Почему-то Алексу нравится, что Нелли придумала для него свое прозвище, как некогда Ангели – единственная, кто называл его
Россия, 1942 год
Ганс чувствует себя самым бесполезным человеком на свете. Он пытается удержать карандаш на указательном пальце, подбрасывает его в воздух и ловит, а потом подбрасывает и роняет, и карандаш с шумом катится по столу. Ганс начинает игру заново, а потом еще раз и еще, пока Вилли не бросает на него укоризненный взгляд поверх книги. С тех пор как Вилли получил известие о том, что его родные живы, он наконец обрел спокойствие и решил посвятить себя учебе, подготовиться к экзаменам – до них далеко как по времени, так и по расстоянию, но здесь все равно нечем заняться.

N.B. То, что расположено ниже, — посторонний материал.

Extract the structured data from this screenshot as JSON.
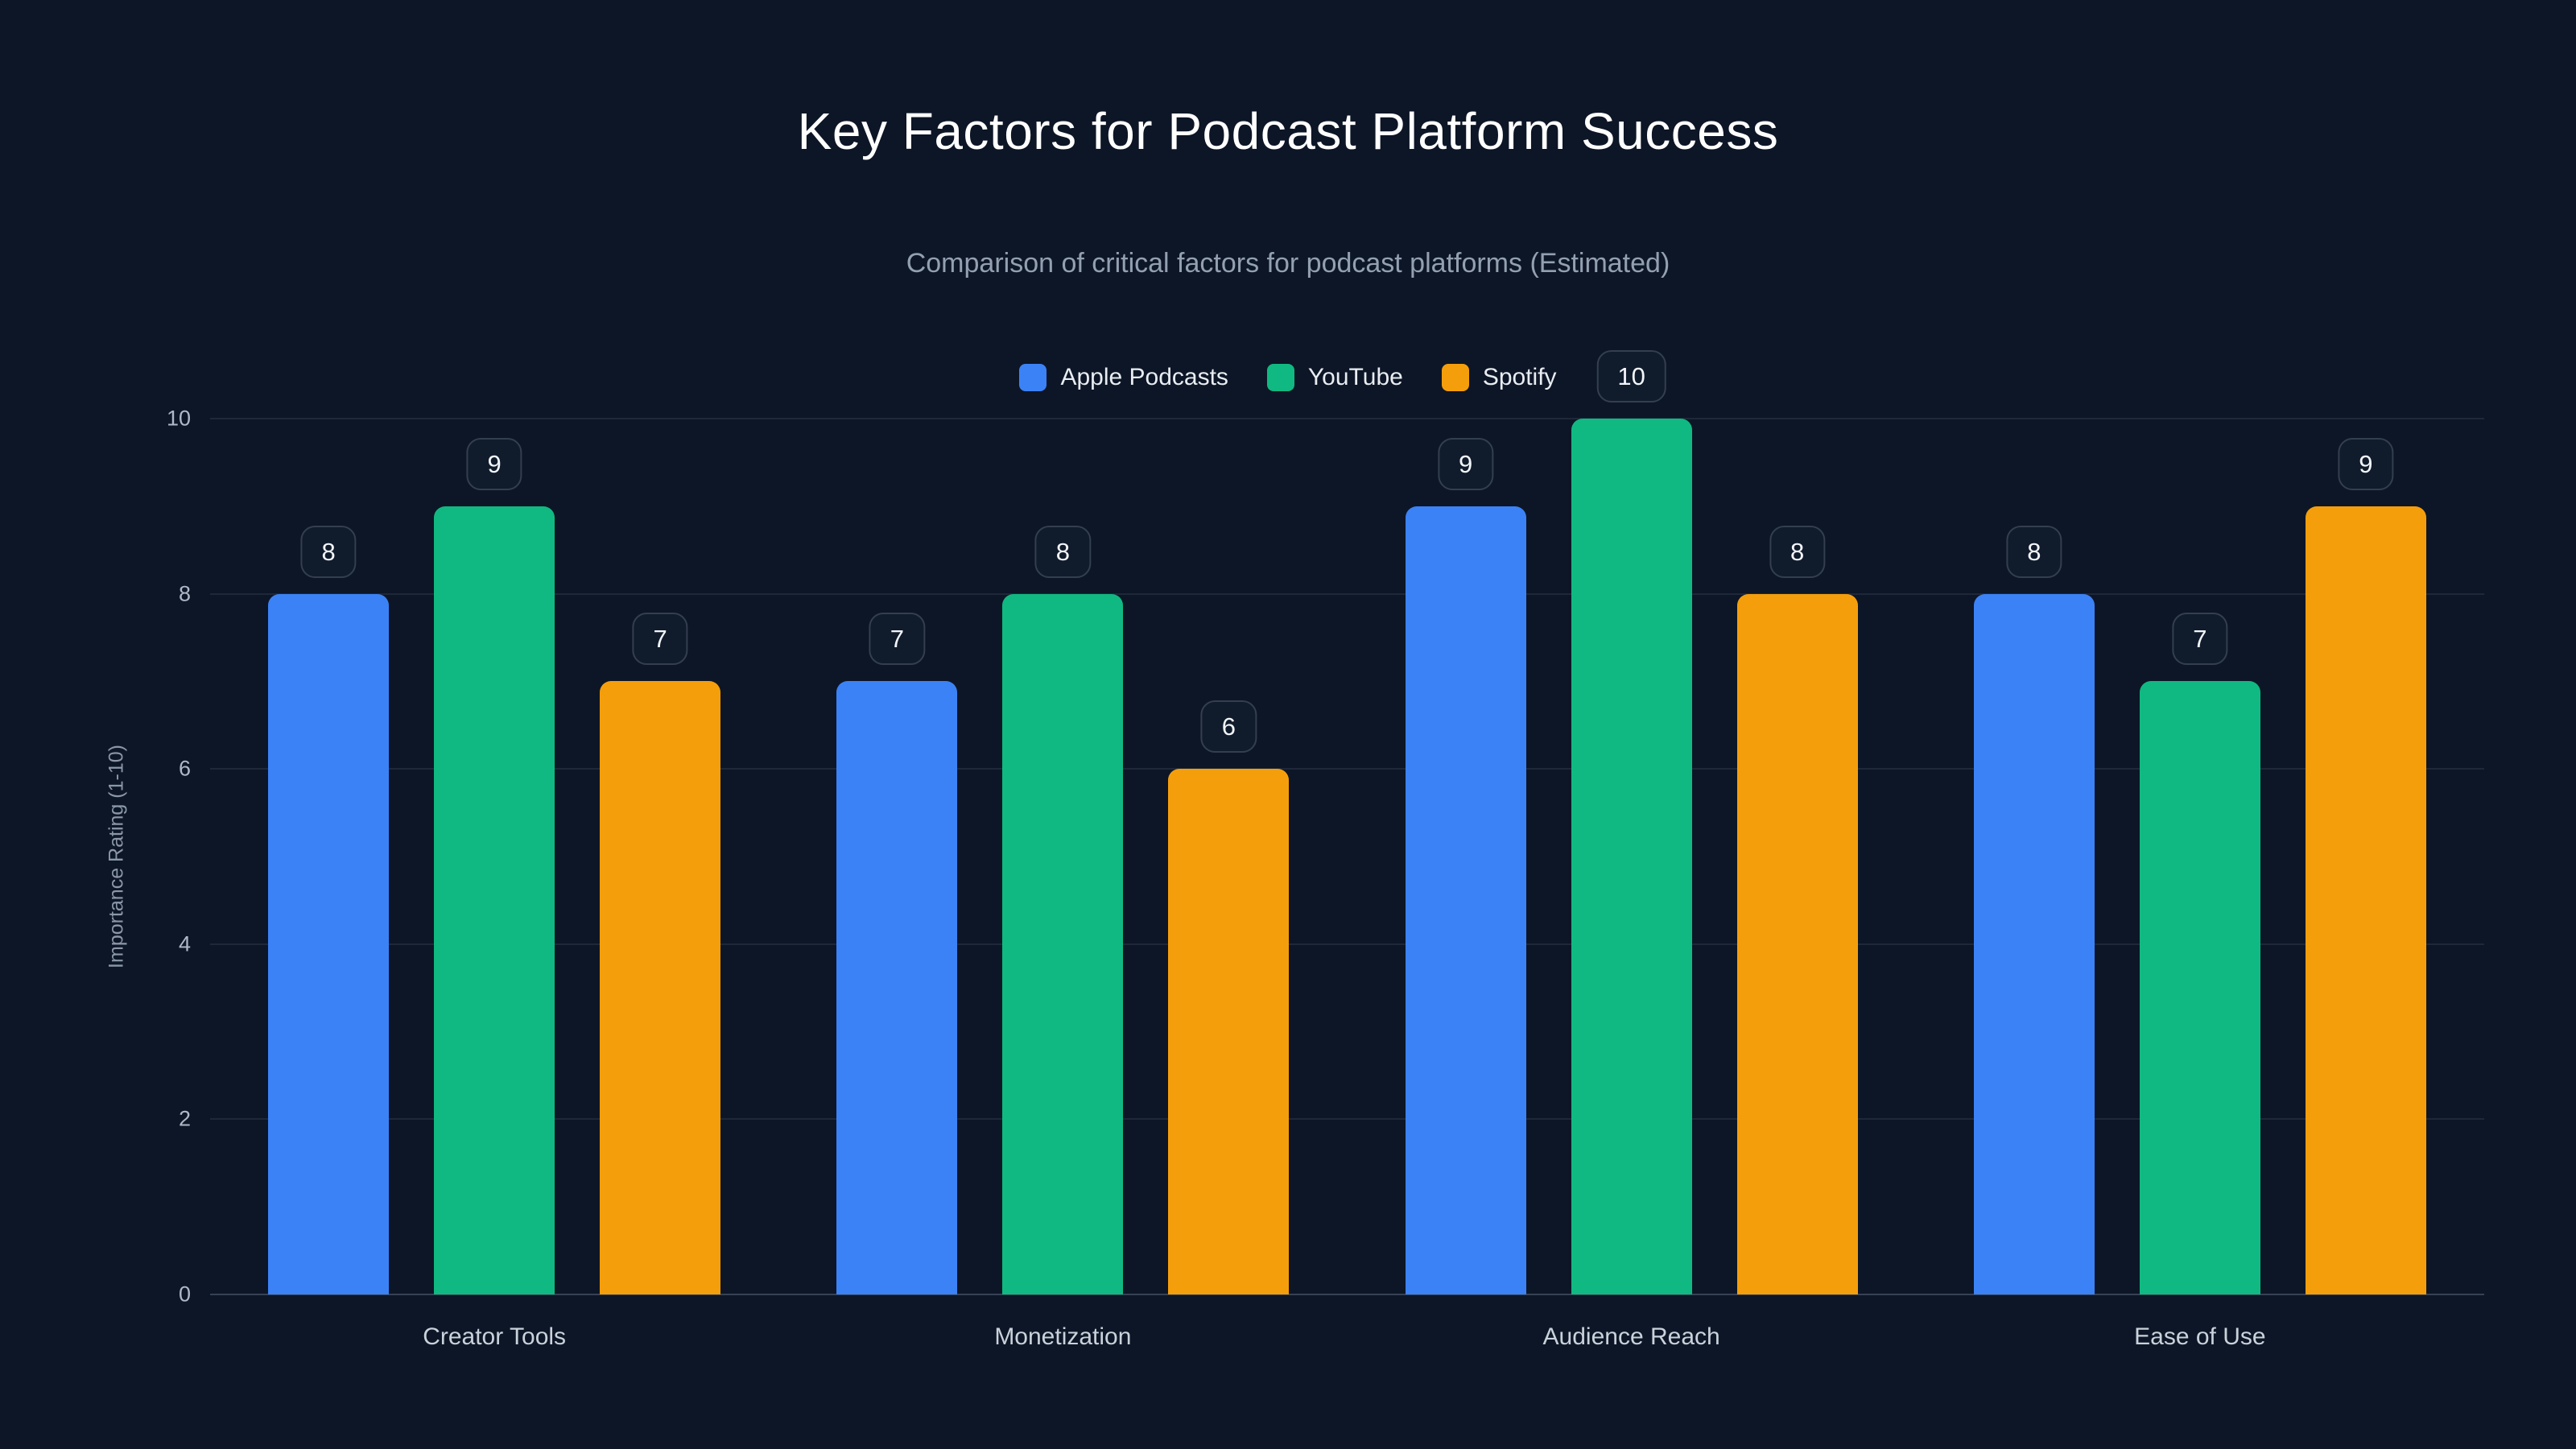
{
  "chart_data": {
    "type": "bar",
    "title": "Key Factors for Podcast Platform Success",
    "subtitle": "Comparison of critical factors for podcast platforms (Estimated)",
    "categories": [
      "Creator Tools",
      "Monetization",
      "Audience Reach",
      "Ease of Use"
    ],
    "series": [
      {
        "name": "Apple Podcasts",
        "color": "#3b82f6",
        "values": [
          8,
          7,
          9,
          8
        ]
      },
      {
        "name": "YouTube",
        "color": "#10b981",
        "values": [
          9,
          8,
          10,
          7
        ]
      },
      {
        "name": "Spotify",
        "color": "#f59e0b",
        "values": [
          7,
          6,
          8,
          9
        ]
      }
    ],
    "ylabel": "Importance Rating (1-10)",
    "yticks": [
      0,
      2,
      4,
      6,
      8,
      10
    ],
    "ylim": [
      0,
      10
    ],
    "legend_position": "top",
    "grid": true,
    "value_labels": true
  },
  "colors": {
    "background": "#0d1626",
    "badge_border": "#333e4f",
    "gridline": "rgba(148,163,184,0.13)"
  }
}
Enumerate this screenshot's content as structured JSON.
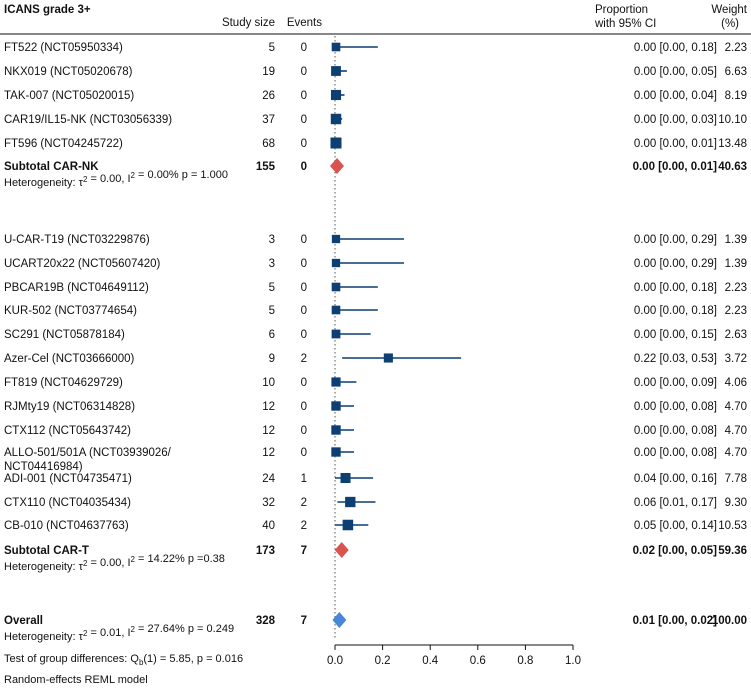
{
  "chart_data": {
    "type": "forest",
    "title": "ICANS grade 3+",
    "columns": {
      "size": "Study size",
      "events": "Events",
      "ci_line1": "Proportion",
      "ci_line2": "with 95% CI",
      "weight_line1": "Weight",
      "weight_line2": "(%)"
    },
    "x_axis": {
      "ticks": [
        0.0,
        0.2,
        0.4,
        0.6,
        0.8,
        1.0
      ],
      "tick_labels": [
        "0.0",
        "0.2",
        "0.4",
        "0.6",
        "0.8",
        "1.0"
      ],
      "xlim": [
        0,
        1
      ],
      "reference_line": 0
    },
    "colors": {
      "study": "#0d3f73",
      "subtotal": "#d9534f",
      "overall": "#4a86d8",
      "line": "#111111"
    },
    "groups": [
      {
        "name": "CAR-NK",
        "studies": [
          {
            "label": "FT522 (NCT05950334)",
            "n": "5",
            "events": "0",
            "est": 0.0,
            "lo": 0.0,
            "hi": 0.18,
            "ci_text": "0.00 [0.00, 0.18]",
            "weight": "2.23"
          },
          {
            "label": "NKX019 (NCT05020678)",
            "n": "19",
            "events": "0",
            "est": 0.0,
            "lo": 0.0,
            "hi": 0.05,
            "ci_text": "0.00 [0.00, 0.05]",
            "weight": "6.63"
          },
          {
            "label": "TAK-007 (NCT05020015)",
            "n": "26",
            "events": "0",
            "est": 0.0,
            "lo": 0.0,
            "hi": 0.04,
            "ci_text": "0.00 [0.00, 0.04]",
            "weight": "8.19"
          },
          {
            "label": "CAR19/IL15-NK (NCT03056339)",
            "n": "37",
            "events": "0",
            "est": 0.0,
            "lo": 0.0,
            "hi": 0.03,
            "ci_text": "0.00 [0.00, 0.03]",
            "weight": "10.10"
          },
          {
            "label": "FT596 (NCT04245722)",
            "n": "68",
            "events": "0",
            "est": 0.0,
            "lo": 0.0,
            "hi": 0.01,
            "ci_text": "0.00 [0.00, 0.01]",
            "weight": "13.48"
          }
        ],
        "subtotal": {
          "label": "Subtotal CAR-NK",
          "n": "155",
          "events": "0",
          "est": 0.0,
          "lo": 0.0,
          "hi": 0.01,
          "ci_text": "0.00 [0.00, 0.01]",
          "weight": "40.63"
        },
        "heterogeneity": "Heterogeneity: τ² = 0.00, I² = 0.00% p = 1.000"
      },
      {
        "name": "CAR-T",
        "studies": [
          {
            "label": "U-CAR-T19 (NCT03229876)",
            "n": "3",
            "events": "0",
            "est": 0.0,
            "lo": 0.0,
            "hi": 0.29,
            "ci_text": "0.00 [0.00, 0.29]",
            "weight": "1.39"
          },
          {
            "label": "UCART20x22 (NCT05607420)",
            "n": "3",
            "events": "0",
            "est": 0.0,
            "lo": 0.0,
            "hi": 0.29,
            "ci_text": "0.00 [0.00, 0.29]",
            "weight": "1.39"
          },
          {
            "label": "PBCAR19B (NCT04649112)",
            "n": "5",
            "events": "0",
            "est": 0.0,
            "lo": 0.0,
            "hi": 0.18,
            "ci_text": "0.00 [0.00, 0.18]",
            "weight": "2.23"
          },
          {
            "label": "KUR-502 (NCT03774654)",
            "n": "5",
            "events": "0",
            "est": 0.0,
            "lo": 0.0,
            "hi": 0.18,
            "ci_text": "0.00 [0.00, 0.18]",
            "weight": "2.23"
          },
          {
            "label": "SC291 (NCT05878184)",
            "n": "6",
            "events": "0",
            "est": 0.0,
            "lo": 0.0,
            "hi": 0.15,
            "ci_text": "0.00 [0.00, 0.15]",
            "weight": "2.63"
          },
          {
            "label": "Azer-Cel (NCT03666000)",
            "n": "9",
            "events": "2",
            "est": 0.22,
            "lo": 0.03,
            "hi": 0.53,
            "ci_text": "0.22 [0.03, 0.53]",
            "weight": "3.72"
          },
          {
            "label": "FT819 (NCT04629729)",
            "n": "10",
            "events": "0",
            "est": 0.0,
            "lo": 0.0,
            "hi": 0.09,
            "ci_text": "0.00 [0.00, 0.09]",
            "weight": "4.06"
          },
          {
            "label": "RJMty19 (NCT06314828)",
            "n": "12",
            "events": "0",
            "est": 0.0,
            "lo": 0.0,
            "hi": 0.08,
            "ci_text": "0.00 [0.00, 0.08]",
            "weight": "4.70"
          },
          {
            "label": "CTX112 (NCT05643742)",
            "n": "12",
            "events": "0",
            "est": 0.0,
            "lo": 0.0,
            "hi": 0.08,
            "ci_text": "0.00 [0.00, 0.08]",
            "weight": "4.70"
          },
          {
            "label": "ALLO-501/501A (NCT03939026/",
            "label2": "NCT04416984)",
            "n": "12",
            "events": "0",
            "est": 0.0,
            "lo": 0.0,
            "hi": 0.08,
            "ci_text": "0.00 [0.00, 0.08]",
            "weight": "4.70"
          },
          {
            "label": "ADI-001 (NCT04735471)",
            "n": "24",
            "events": "1",
            "est": 0.04,
            "lo": 0.0,
            "hi": 0.16,
            "ci_text": "0.04 [0.00, 0.16]",
            "weight": "7.78"
          },
          {
            "label": "CTX110 (NCT04035434)",
            "n": "32",
            "events": "2",
            "est": 0.06,
            "lo": 0.01,
            "hi": 0.17,
            "ci_text": "0.06 [0.01, 0.17]",
            "weight": "9.30"
          },
          {
            "label": "CB-010 (NCT04637763)",
            "n": "40",
            "events": "2",
            "est": 0.05,
            "lo": 0.0,
            "hi": 0.14,
            "ci_text": "0.05 [0.00, 0.14]",
            "weight": "10.53"
          }
        ],
        "subtotal": {
          "label": "Subtotal CAR-T",
          "n": "173",
          "events": "7",
          "est": 0.02,
          "lo": 0.0,
          "hi": 0.05,
          "ci_text": "0.02 [0.00, 0.05]",
          "weight": "59.36"
        },
        "heterogeneity": "Heterogeneity: τ² = 0.00, I² = 14.22% p =0.38"
      }
    ],
    "overall": {
      "label": "Overall",
      "n": "328",
      "events": "7",
      "est": 0.01,
      "lo": 0.0,
      "hi": 0.02,
      "ci_text": "0.01 [0.00, 0.02]",
      "weight": "100.00"
    },
    "overall_heterogeneity": "Heterogeneity: τ² = 0.01, I² = 27.64% p = 0.249",
    "group_test": "Test of group differences: Q_b(1) = 5.85, p = 0.016",
    "model_note": "Random-effects REML model"
  }
}
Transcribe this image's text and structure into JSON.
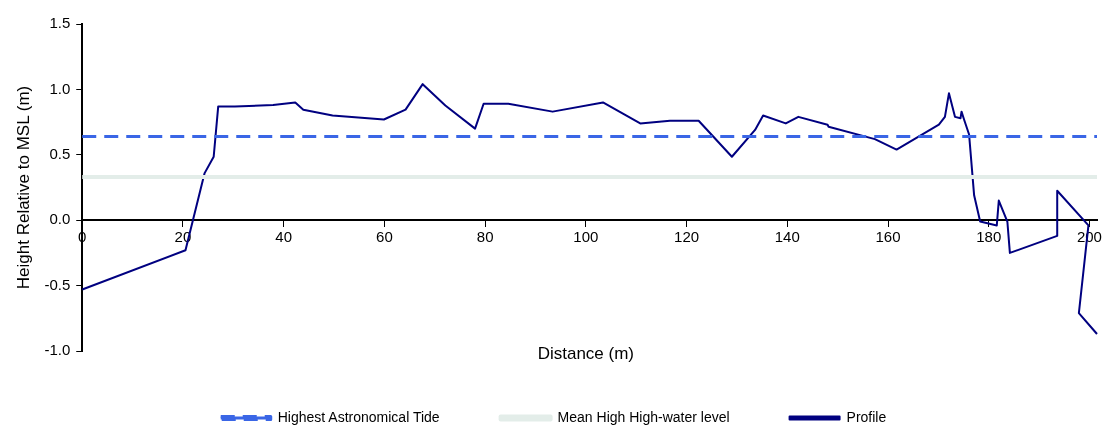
{
  "chart_data": {
    "type": "line",
    "xlabel": "Distance (m)",
    "ylabel": "Height Relative to MSL (m)",
    "xlim": [
      0,
      201.5
    ],
    "xticks": [
      0,
      20,
      40,
      60,
      80,
      100,
      120,
      140,
      160,
      180,
      200
    ],
    "ylim": [
      -1.0,
      1.5
    ],
    "yticks": [
      {
        "value": 1.5,
        "label": "1.5"
      },
      {
        "value": 1.0,
        "label": "1.0"
      },
      {
        "value": 0.5,
        "label": "0.5"
      },
      {
        "value": 0,
        "label": "0.0"
      },
      {
        "value": -0.5,
        "label": "-0.5"
      },
      {
        "value": -1.0,
        "label": "-1.0"
      }
    ],
    "grid": false,
    "legend": "bottom",
    "marker": "none",
    "series": [
      {
        "name": "Highest Astronomical Tide",
        "color": "#3a66e6",
        "line_style": "dashed",
        "x": [
          0,
          201.5
        ],
        "values": [
          0.64,
          0.64
        ]
      },
      {
        "name": "Mean High High-water level",
        "color": "#e3ede9",
        "line_style": "solid",
        "x": [
          0,
          201.5
        ],
        "values": [
          0.33,
          0.33
        ]
      },
      {
        "name": "Profile",
        "color": "#000080",
        "line_style": "solid",
        "x": [
          0,
          20.5,
          24.3,
          26.1,
          27.0,
          30.3,
          37.9,
          42.3,
          43.9,
          49.7,
          59.9,
          64.2,
          67.6,
          72.1,
          78.0,
          79.7,
          84.6,
          93.4,
          103.4,
          110.8,
          116.7,
          122.4,
          129.0,
          133.6,
          135.2,
          139.7,
          142.2,
          148.0,
          148.2,
          157.4,
          161.7,
          170.1,
          171.3,
          172.1,
          173.3,
          174.4,
          174.6,
          175.1,
          176.1,
          177.1,
          178.3,
          181.6,
          182.0,
          183.7,
          184.2,
          193.6,
          193.6,
          199.8,
          197.9,
          201.5
        ],
        "values": [
          -0.53,
          -0.23,
          0.36,
          0.485,
          0.87,
          0.87,
          0.88,
          0.9,
          0.845,
          0.8,
          0.77,
          0.845,
          1.04,
          0.877,
          0.7,
          0.89,
          0.89,
          0.83,
          0.9,
          0.74,
          0.76,
          0.76,
          0.485,
          0.69,
          0.8,
          0.74,
          0.79,
          0.73,
          0.715,
          0.62,
          0.54,
          0.73,
          0.79,
          0.97,
          0.79,
          0.78,
          0.83,
          0.77,
          0.655,
          0.19,
          -0.01,
          -0.04,
          0.15,
          -0.01,
          -0.25,
          -0.12,
          0.225,
          -0.04,
          -0.71,
          -0.87
        ]
      }
    ]
  }
}
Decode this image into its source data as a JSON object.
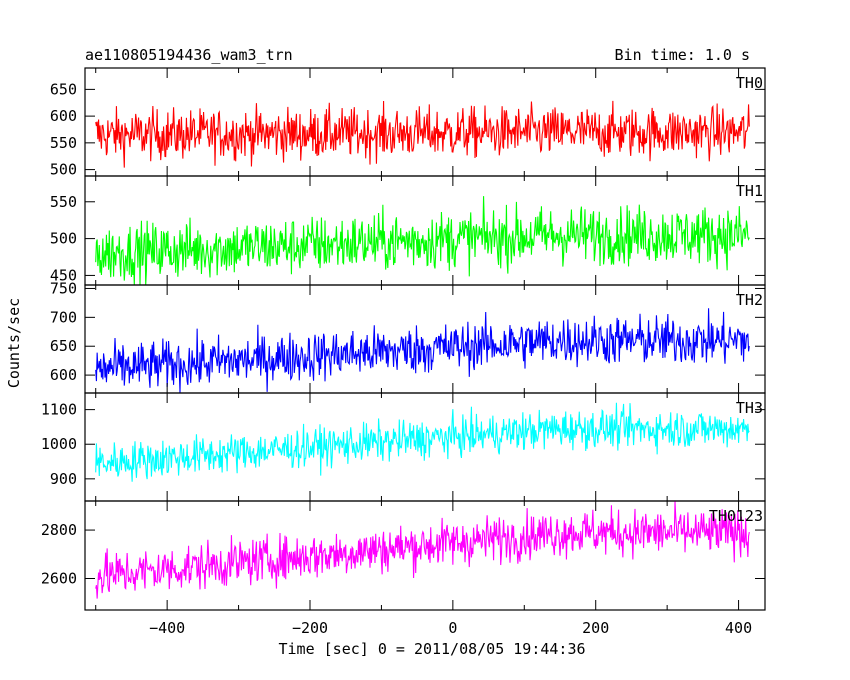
{
  "header": {
    "title": "ae110805194436_wam3_trn",
    "bin_time": "Bin time: 1.0 s"
  },
  "chart_data": {
    "type": "line",
    "title": "ae110805194436_wam3_trn",
    "xlabel": "Time [sec] 0 = 2011/08/05 19:44:36",
    "ylabel": "Counts/sec",
    "xlim": [
      -515,
      437
    ],
    "x_ticks": [
      "−400",
      "−200",
      "0",
      "200",
      "400"
    ],
    "x_range": [
      -500,
      415
    ],
    "x_step": 1,
    "grid": false,
    "panels": [
      {
        "name": "TH0",
        "color": "#ff0000",
        "ylim": [
          488,
          690
        ],
        "yticks": [
          500,
          550,
          600,
          650
        ],
        "trend_start": 565,
        "trend_end": 570,
        "noise": 42,
        "max": 690,
        "min": 488
      },
      {
        "name": "TH1",
        "color": "#00ff00",
        "ylim": [
          437,
          585
        ],
        "yticks": [
          450,
          500,
          550
        ],
        "trend_start": 480,
        "trend_end": 505,
        "noise": 35,
        "max": 585,
        "min": 437
      },
      {
        "name": "TH2",
        "color": "#0000ff",
        "ylim": [
          569,
          756
        ],
        "yticks": [
          600,
          650,
          700,
          750
        ],
        "trend_start": 610,
        "trend_end": 660,
        "noise": 38,
        "max": 756,
        "min": 569
      },
      {
        "name": "TH3",
        "color": "#00ffff",
        "ylim": [
          836,
          1148
        ],
        "yticks": [
          900,
          1000,
          1100
        ],
        "trend_start": 945,
        "trend_end": 1045,
        "noise": 50,
        "max": 1148,
        "min": 836
      },
      {
        "name": "TH0123",
        "color": "#ff00ff",
        "ylim": [
          2470,
          2920
        ],
        "yticks": [
          2600,
          2800
        ],
        "trend_start": 2610,
        "trend_end": 2790,
        "noise": 85,
        "max": 2920,
        "min": 2470
      }
    ]
  }
}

«Как странно», – думает Ганс, а ведь некогда такие дни казались ему идеальными, он с головой погружался в учебники по медицине или философии. Читать, учиться, все знать – теперь время у Ганса есть, но его мучает внутреннее беспокойство и ощущение, что одних знаний недостаточно. Хочется сделать хоть что-то – например, прогуляться, впитать в себя красоту и прелесть деревни, насладиться простым укладом русской жизни, однако за окном стеной льет дождь, который напрочь отбивает все желание. Однако до чего же стыдно сидеть здесь, в тепле и сухости, когда вокруг столько невыразимых страданий! Ганс почти завидует русским – страдания у них в крови. Уж лучше так, чем просто отмахнуться от несчастья, ведь феникс восстает из пепла, а не из знания о существовании пепла. В великих страданиях рождаются великие дела. Достоевский познал страдания. Гёте – нет. В этом вся беда немецкой культуры. Ганс плохо понимает по-русски, но понял, что тогда сказала Нелли: он – немец до мозга костей.
Эх, вот бы поголодать, хотя бы немного поголодать! Однако система снабжения работает хорошо, Ганс пробыл здесь совсем недолго и уже прибавил в весе – несильно, но он все равно чувствует себя сытым, толстым. Разве не должно быть иначе? Разве это правильно – быть на войне и толстеть, быть на войне и играть с карандашом, знать о великих страданиях и в конце концов ничего не чувствовать? Ему нужно отвлечься.
– Скажи, Вилли, что ты сейчас изучаешь?
Вилли отрывается от книги и отвечает:
– Как вскармливать младенцев.
– Не самая важная тема для военного врача на передовой, – замечает Ганс.
– Надеюсь, однажды мы станем обычными врачами, – шепчет Вилли, и Ганс кивает.
Стать врачом… Когда-то это казалось ему крайне важным. «Спасать жизни» звучало героически, пока во Франции он не увидел, как раненые мрут на операционном столе как мухи. Конечно, то была не вина Ганса – ни один врач не смог бы их спасти. То была вина Гитлера, и в реальности существует только один способ «спасать жизни». Они с Алексом поклялись не допустить кровопролития, однако убийство тирана – это совсем иное.
Ганс снова подбрасывает карандаш, карандаш снова катится по столу, Вилли тихо вздыхает и откладывает книгу в сторону.